ここで、ダクトD10内に単位時間当りに導入される排ガス及び熱風の総流量は以下のように測定した。すなわち、図1のa,b,c,dで示す各位置を単位時間あたりに通過する排ガス(または熱風)の流量を測定した。流量の測定はピトー管または熱線式流速計を用いて行われた。そして、それらの総和をダクトD10内に単位時間当りに導入される排ガス及び熱風の総流量とした。また、ダクトD10内の排ガス温度は以下のように測定した。すなわち、図1のa,b,c,dで示す各位置の排ガス(または熱風)温度を測定した。測定は熱電対を用いた。そして、各位置の温度に当該位置での流量を乗じ、これにより得られた値の総和を各位置での流量の総和で除算した。そして、これにより得られた値をダクトD10内の排ガス温度とした。また、ダクトD10内の排ガス流速はダクトD10の直径を750mmとしたときの空塔速度とした。堆積厚みは、定期修繕のタイミングに合せて実測し、堆積物の表面からダクトD10の底面(中心軸の鉛直下方の面)までの距離とした。また、負荷率は流動床乾燥分級機2への原料炭投入量の基準値を161(t/h)とし、石炭投入量をこの基準値で除算することで求めた。

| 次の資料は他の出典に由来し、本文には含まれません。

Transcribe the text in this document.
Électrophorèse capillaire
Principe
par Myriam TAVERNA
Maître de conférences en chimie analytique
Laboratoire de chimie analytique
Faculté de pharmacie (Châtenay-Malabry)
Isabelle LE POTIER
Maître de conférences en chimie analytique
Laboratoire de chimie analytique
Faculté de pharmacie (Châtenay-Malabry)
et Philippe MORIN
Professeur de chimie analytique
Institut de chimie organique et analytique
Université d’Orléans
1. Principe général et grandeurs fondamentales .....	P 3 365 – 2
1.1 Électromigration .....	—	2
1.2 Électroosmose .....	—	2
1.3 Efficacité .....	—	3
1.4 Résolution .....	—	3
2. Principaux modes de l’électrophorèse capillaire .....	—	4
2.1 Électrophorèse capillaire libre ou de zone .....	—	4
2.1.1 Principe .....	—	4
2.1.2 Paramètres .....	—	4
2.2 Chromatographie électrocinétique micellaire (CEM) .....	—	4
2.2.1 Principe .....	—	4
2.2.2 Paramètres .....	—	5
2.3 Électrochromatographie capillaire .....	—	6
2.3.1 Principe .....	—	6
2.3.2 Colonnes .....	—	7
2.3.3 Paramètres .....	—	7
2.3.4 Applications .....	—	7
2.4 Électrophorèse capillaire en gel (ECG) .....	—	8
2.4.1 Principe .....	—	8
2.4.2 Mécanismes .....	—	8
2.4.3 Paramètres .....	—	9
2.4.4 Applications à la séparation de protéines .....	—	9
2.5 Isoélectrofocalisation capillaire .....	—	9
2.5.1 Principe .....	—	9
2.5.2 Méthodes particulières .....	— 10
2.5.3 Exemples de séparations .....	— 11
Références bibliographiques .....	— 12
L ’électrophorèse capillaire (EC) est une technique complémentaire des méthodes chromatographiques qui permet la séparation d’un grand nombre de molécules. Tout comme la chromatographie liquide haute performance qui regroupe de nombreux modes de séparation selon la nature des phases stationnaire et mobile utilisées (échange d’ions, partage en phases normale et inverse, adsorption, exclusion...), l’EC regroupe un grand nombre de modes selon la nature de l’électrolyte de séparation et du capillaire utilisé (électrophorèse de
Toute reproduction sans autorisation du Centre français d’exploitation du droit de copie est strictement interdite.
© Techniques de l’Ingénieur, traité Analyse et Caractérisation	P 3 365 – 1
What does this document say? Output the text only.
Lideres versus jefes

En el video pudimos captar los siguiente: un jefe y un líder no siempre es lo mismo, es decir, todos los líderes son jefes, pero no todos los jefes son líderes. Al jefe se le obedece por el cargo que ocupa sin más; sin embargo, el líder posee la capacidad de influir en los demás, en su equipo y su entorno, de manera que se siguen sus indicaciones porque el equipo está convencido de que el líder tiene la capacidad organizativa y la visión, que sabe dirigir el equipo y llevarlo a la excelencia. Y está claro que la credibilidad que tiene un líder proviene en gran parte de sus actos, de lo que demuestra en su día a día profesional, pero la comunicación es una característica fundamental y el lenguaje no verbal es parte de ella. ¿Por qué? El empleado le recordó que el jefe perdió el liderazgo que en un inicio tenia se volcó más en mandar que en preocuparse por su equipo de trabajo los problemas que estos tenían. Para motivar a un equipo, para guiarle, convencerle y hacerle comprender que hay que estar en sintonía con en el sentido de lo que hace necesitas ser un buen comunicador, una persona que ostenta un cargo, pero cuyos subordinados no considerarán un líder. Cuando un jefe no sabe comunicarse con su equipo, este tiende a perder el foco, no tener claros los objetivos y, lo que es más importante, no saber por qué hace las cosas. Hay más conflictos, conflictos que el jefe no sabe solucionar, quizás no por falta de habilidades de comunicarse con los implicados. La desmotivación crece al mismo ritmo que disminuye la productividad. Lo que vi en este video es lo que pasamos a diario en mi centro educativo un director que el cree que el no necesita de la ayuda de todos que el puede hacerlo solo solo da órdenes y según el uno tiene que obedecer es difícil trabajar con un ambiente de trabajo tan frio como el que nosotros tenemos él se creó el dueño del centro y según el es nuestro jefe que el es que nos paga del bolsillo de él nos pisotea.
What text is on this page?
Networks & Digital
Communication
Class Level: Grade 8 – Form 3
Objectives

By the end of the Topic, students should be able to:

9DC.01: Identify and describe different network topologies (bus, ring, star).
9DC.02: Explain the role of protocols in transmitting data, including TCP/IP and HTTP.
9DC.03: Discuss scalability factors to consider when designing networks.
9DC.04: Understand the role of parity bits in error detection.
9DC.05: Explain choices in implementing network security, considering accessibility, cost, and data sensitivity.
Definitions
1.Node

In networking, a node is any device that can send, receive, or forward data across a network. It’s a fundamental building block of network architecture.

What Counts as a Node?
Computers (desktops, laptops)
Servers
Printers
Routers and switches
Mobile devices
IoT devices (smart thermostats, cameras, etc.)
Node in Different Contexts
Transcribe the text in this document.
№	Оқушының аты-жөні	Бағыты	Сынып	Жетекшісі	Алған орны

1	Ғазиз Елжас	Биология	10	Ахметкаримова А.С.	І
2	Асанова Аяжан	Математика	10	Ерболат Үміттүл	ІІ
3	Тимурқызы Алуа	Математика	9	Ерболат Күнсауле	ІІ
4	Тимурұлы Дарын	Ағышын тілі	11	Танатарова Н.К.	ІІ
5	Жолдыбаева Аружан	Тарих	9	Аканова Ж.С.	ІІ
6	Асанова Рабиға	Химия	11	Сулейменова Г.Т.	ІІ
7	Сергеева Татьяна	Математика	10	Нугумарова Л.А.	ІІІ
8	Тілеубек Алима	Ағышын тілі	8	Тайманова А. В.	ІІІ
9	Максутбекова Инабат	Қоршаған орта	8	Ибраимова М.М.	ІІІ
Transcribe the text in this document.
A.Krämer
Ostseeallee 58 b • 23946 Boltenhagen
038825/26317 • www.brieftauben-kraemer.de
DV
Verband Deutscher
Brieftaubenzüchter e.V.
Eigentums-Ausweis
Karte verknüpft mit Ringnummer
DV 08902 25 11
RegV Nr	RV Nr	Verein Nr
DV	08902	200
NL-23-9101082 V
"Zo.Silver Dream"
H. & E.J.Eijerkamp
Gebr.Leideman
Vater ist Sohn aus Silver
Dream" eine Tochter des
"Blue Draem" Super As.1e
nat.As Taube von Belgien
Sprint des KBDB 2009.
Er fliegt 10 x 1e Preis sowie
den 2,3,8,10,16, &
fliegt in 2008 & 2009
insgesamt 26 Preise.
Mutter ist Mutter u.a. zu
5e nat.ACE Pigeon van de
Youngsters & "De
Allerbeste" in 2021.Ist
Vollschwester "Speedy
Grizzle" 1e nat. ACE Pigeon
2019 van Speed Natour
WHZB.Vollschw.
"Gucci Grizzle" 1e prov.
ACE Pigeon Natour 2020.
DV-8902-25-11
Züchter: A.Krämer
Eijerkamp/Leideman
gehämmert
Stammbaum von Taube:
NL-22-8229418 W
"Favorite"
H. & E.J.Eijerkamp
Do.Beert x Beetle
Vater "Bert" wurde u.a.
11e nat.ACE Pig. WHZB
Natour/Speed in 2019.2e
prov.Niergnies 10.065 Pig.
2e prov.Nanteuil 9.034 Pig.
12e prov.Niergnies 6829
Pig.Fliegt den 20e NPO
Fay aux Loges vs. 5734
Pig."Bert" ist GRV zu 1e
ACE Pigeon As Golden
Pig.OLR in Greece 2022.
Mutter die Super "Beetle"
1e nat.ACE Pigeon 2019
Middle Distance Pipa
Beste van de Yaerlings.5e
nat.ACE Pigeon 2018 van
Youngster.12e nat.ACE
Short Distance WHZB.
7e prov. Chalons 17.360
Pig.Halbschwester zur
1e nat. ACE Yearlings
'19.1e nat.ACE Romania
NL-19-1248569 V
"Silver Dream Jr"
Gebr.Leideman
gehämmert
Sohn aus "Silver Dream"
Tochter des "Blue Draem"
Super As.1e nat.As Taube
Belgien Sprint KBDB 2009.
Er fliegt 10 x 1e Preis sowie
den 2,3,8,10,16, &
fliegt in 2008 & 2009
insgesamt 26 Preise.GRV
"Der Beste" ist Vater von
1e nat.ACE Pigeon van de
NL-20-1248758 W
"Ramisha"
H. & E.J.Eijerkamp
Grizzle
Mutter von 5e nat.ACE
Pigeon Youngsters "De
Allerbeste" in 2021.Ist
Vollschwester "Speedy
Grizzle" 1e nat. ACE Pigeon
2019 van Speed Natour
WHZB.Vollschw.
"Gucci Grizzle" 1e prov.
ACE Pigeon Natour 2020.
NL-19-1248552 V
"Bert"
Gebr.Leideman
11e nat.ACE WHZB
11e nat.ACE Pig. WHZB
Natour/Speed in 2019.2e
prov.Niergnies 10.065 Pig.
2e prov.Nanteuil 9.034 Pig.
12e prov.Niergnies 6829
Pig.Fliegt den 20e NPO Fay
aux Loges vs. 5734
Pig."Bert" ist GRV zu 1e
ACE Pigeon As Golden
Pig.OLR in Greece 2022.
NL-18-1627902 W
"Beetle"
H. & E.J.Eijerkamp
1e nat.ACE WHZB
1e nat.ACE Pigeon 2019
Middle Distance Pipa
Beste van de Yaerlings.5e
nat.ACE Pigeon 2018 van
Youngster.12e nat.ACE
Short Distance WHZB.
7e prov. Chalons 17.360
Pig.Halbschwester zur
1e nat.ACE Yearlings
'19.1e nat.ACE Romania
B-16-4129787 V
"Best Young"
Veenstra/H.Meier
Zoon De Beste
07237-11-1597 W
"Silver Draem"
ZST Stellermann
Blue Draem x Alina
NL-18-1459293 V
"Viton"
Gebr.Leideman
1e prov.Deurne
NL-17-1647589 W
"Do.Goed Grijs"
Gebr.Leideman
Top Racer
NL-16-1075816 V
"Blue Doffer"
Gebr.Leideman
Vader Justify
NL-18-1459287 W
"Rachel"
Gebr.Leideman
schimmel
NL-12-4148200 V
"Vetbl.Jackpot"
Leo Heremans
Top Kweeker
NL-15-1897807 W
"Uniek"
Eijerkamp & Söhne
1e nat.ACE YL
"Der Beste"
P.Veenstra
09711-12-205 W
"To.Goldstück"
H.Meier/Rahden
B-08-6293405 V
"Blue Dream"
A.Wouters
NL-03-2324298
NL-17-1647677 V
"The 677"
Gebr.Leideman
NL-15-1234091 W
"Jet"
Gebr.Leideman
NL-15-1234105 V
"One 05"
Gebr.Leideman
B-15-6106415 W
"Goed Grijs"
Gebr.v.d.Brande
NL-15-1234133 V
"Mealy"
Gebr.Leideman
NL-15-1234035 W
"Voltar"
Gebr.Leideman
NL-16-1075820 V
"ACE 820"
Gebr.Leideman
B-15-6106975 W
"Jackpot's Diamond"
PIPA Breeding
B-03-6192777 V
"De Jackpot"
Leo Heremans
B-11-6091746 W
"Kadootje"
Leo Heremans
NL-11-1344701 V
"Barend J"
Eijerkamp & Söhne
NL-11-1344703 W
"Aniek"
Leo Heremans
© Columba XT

その結果を表1及び図3に示す。図3中の点Pは、堆積厚みとタール除去炉入側ダクト(ダクトD10)内の排ガスの空塔速度との対応関係を示す。
実施例及び比較例によれば、気流加熱塔8の停止時に熱風をダクトD10に供給することで、ダクトD10内での微粉炭及びタールの堆積が抑制されることがわかる。さらに、ダクトD10内の流速が9.0m/s以上であり、かつ温度が150℃以上である場合に、堆積が観察されなかったこともわかる。
以上により、本実施形態によれば、石炭事前処理装置Aは、気流加熱塔8の停止時にダクトD10に熱風を供給するので、ダクトD10内の微粉炭及びタールの堆積を抑制することができる。したがって、ダクトD10の修繕(上述したように、この修繕には非常に手間がかかる。)のために石炭事前処理装置Aの操業を停止する必要がなくなり、ひいては、石炭事前処理装置Aの連続運転時間を長くすることができる。さらに、修繕作業の負荷低減が図れる。
さらに、石炭事前処理装置Aでは、ダクトD14は、熱風発生炉1とダクトD10とを連結するので、熱風発生炉1からの熱風を利用してダクトD10内の排ガスの流速及び温度を向上させることができる。
以上、添付図面を参照しながら本発明の好適な実施形態について詳細に説明したが、本発明はかかる例に限定されない。本発明の属する技術の分野における通常の知識を有する者であれば、特許請求の範囲に記載された技術的思想の範疇内において、各種の変更例または修正例に想到し得ることは明らかであり、これらについても、当然に本発明の技術的範囲に属するものと了解される。